Le Premier ministre britannique, Boris Johnson, a promis hier des propositions à Bruxelles « très bientôt » pour éviter un Brexit sans accord dans moins d’un mois, après des fuites sur les solutions envisagées par Londres pour la frontière irlandaise très mal accueillies.
À 30 jours de la date prévue pour le départ du Royaume-Uni de l’Union européenne, le temps presse et pour Paris, l’hypothèse d’un divorce sans accord, aux retombées économiques potentiellement chaotiques, est « la plus plausible ». Mais Boris Johnson, depuis Manchester où se tient le congrès annuel du Parti conservateur, a continué à marteler qu’il cherchait un compromis. « Nous allons faire une très bonne proposition, nous allons la faire formellement très bientôt », a-t-il assuré à la BBC.

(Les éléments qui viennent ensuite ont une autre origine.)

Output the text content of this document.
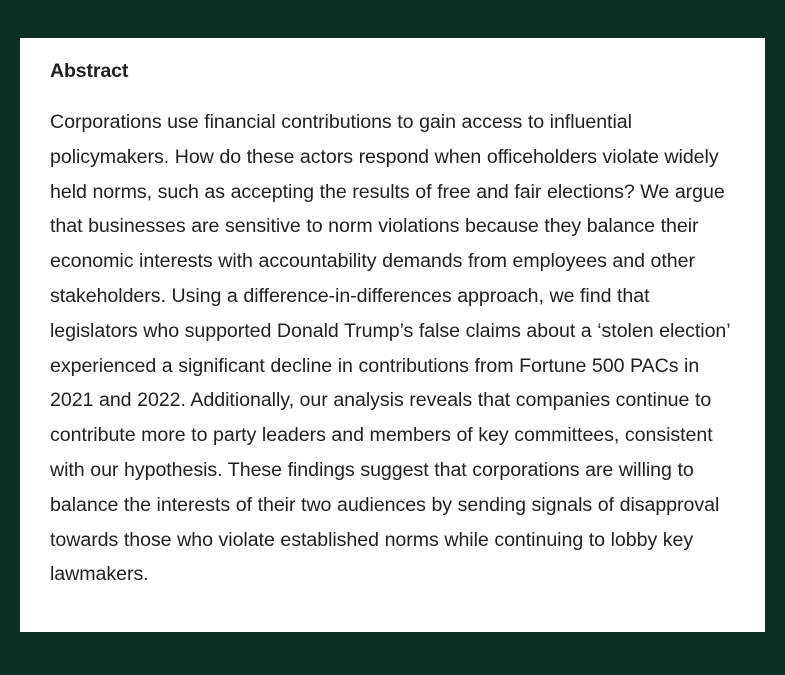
Abstract

Corporations use financial contributions to gain access to influential policymakers. How do these actors respond when officeholders violate widely held norms, such as accepting the results of free and fair elections? We argue that businesses are sensitive to norm violations because they balance their economic interests with accountability demands from employees and other stakeholders. Using a difference-in-differences approach, we find that legislators who supported Donald Trump’s false claims about a ‘stolen election’ experienced a significant decline in contributions from Fortune 500 PACs in 2021 and 2022. Additionally, our analysis reveals that companies continue to contribute more to party leaders and members of key committees, consistent with our hypothesis. These findings suggest that corporations are willing to balance the interests of their two audiences by sending signals of disapproval towards those who violate established norms while continuing to lobby key lawmakers.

Bruxelles et Londres ne parviennent toujours pas à se mettre d’accord sur des alternatives concrètes au « filet de sécurité », mécanisme visant à éviter le retour d’une frontière en Irlande entre la province britannique du Nord et la république membre de l’UE au Sud, après le Brexit. Selon des informations de la chaîne de télévision irlandaise RTE, Londres envisage d’organiser des contrôles douaniers à plusieurs kilomètres de la frontière irlandaise, dans des centres dédiés. Les biens transportés d’un site vers un autre seraient surveillés en temps réel par téléphone portable ou grâce à des dispositifs de localisation embarqués dans les camions, selon ce plan informel cité par RTE.